- Directed by: Abdulaziz Alshlahei
- Written by: Mufarrij Almajfel
- Produced by: Sharif Almajali
- Starring: Meshal Almutairi Mila Alzahrani Ibrahim Al-Hsawi Motreb Fawaz Abdulrahman Abdullah Drian Aldrian Hamdy Alfredi Reem Fahad Noura Alhamedi
- Cinematography: Mahmoud Youssef
- Edited by: Ihab Gohar
- Music by: Suad Bushnaq
- Production companies: Shaf Studios Film Clinic Peninsula Pictures Group
- Distributed by: Qanwat Group
- Release dates: 7 December 2024 (Red Sea International Film Festival); 2 January 2025 (Saudi Arabia);
- Running time: 116 minutes
- Country: Saudi Arabia
- Language: Arabic

= Hobal (film) =

Hobal is a 2024 Saudi Arabian drama film directed by Abdulaziz Alshlahei. The film is set in the 1990s in Saudi Arabia as its plot follows a Saudi family who are following instructions from their grandfather to remain confined in the desert.
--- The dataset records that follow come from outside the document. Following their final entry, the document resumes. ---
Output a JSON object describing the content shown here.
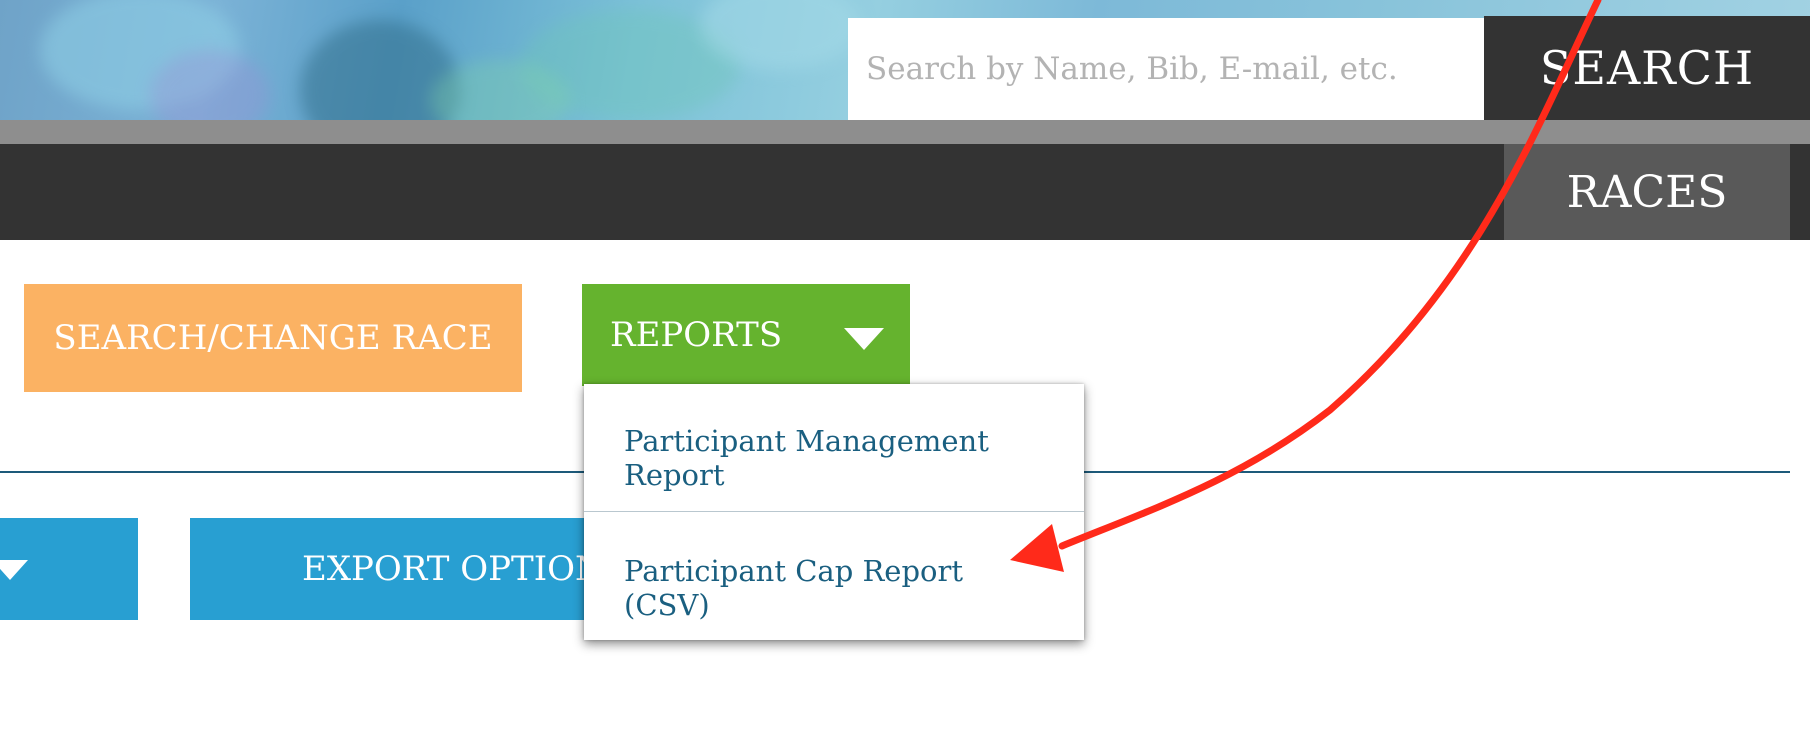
{
  "header": {
    "search": {
      "placeholder": "Search by Name, Bib, E-mail, etc.",
      "value": "",
      "button_label": "SEARCH"
    },
    "nav": {
      "races_label": "RACES"
    }
  },
  "actions": {
    "change_race_label": "SEARCH/CHANGE RACE",
    "reports_label": "REPORTS",
    "export_label": "EXPORT OPTIONS"
  },
  "reports_menu": {
    "items": [
      {
        "label": "Participant Management Report"
      },
      {
        "label": "Participant Cap Report (CSV)"
      }
    ]
  },
  "colors": {
    "accent_orange": "#fbb263",
    "accent_green": "#65b32e",
    "accent_blue": "#289fd2",
    "nav_dark": "#333333",
    "menu_text": "#1a5f80",
    "annotation_red": "#ff2a1a"
  },
  "icons": {
    "reports_caret": "caret-down-icon",
    "left_caret": "caret-down-icon",
    "annotation": "red-arrow-annotation"
  }
}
The film had its world premiere at the Red Sea International Film Festival on 7 December 2024, and was released theatrically in Saudi Arabia on 2 January 2025.

== Production ==
Hobal was produced by Shaf Studios, alongside Mohamed Hefzi's Film Clinic and Peninsula Pictures Group. The film was produced by Sharif Almajali with Abdulaziz Alshlahei, Mofarij Almujfel, Mohamed Al Turki, and Riyadh Alzamil serving as executive producers. The film was supported by the Daw’ Film Competition, the Saudi Film Commission, the Quality of Life Program, and NEOM.
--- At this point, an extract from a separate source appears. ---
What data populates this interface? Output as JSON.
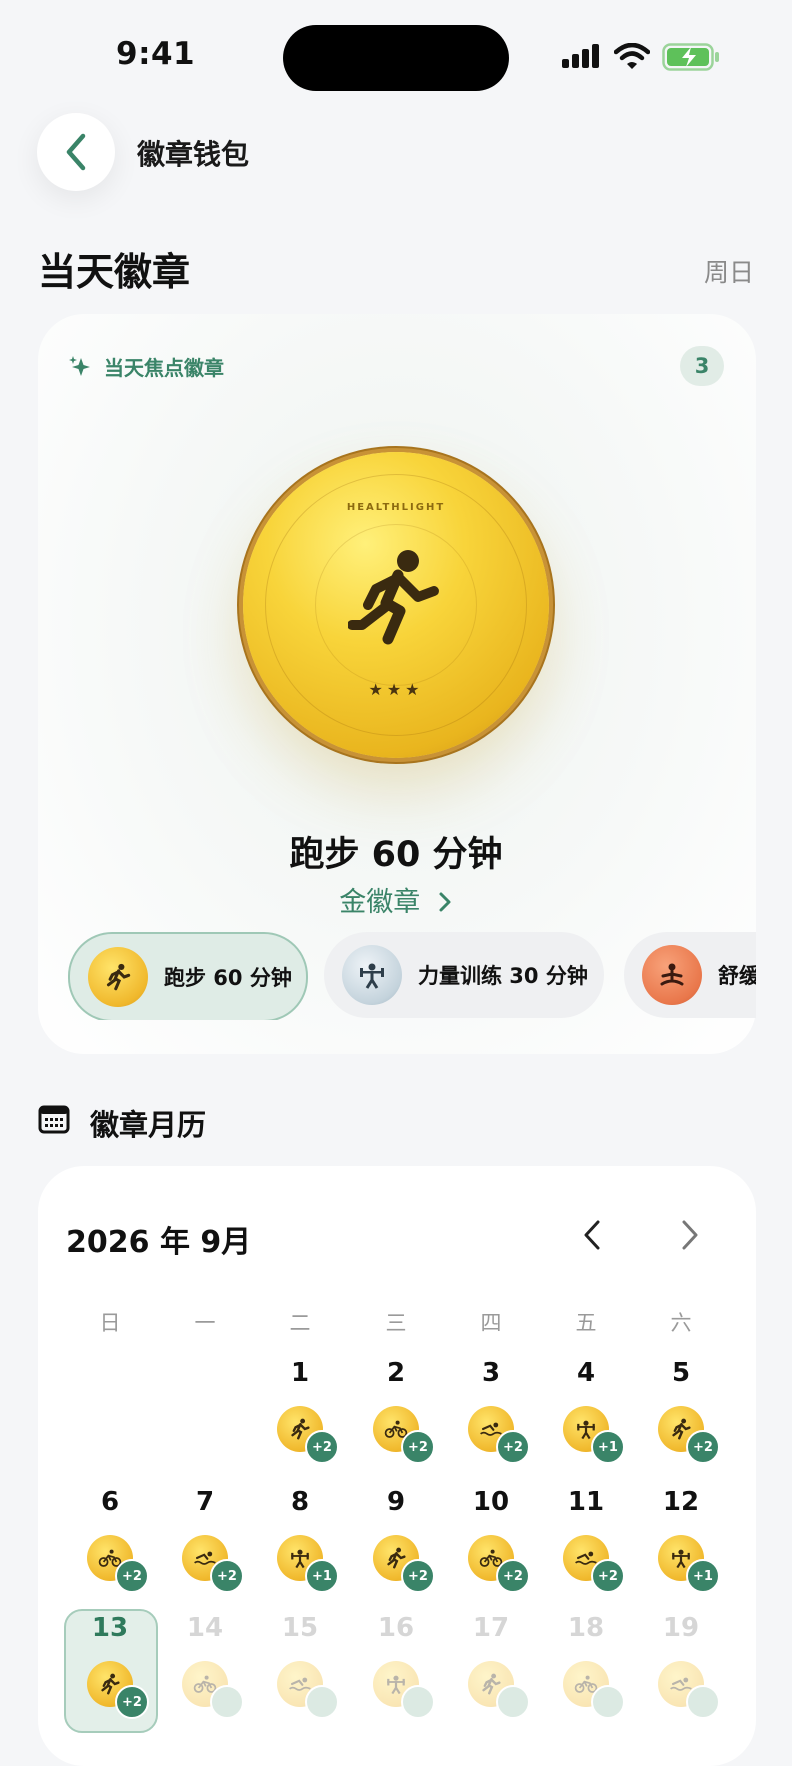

Filming began on Bajdah Studios and the Red Sea coast in Tabuk in September 2023. The crew has been thinking about locations on the film since 2018, before deciding on NEOM, and specifically Bajdah.

== Release ==
Hobal had its world premiere at the Red Sea International Film Festival on 7 December 2024. The film was released theatrically in Saudi Arabia on 2 January 2025 though Qanwat Group. Following the commercial success of the film in Saudi Arabia and the Gulf, the film will release in the United States, the United Kingdom, Canada, Ireland, and Germany in the first phase, and the rest of the other countries in the second phase. The film was released in the United Kingdom and Ireland on 10 October 2025.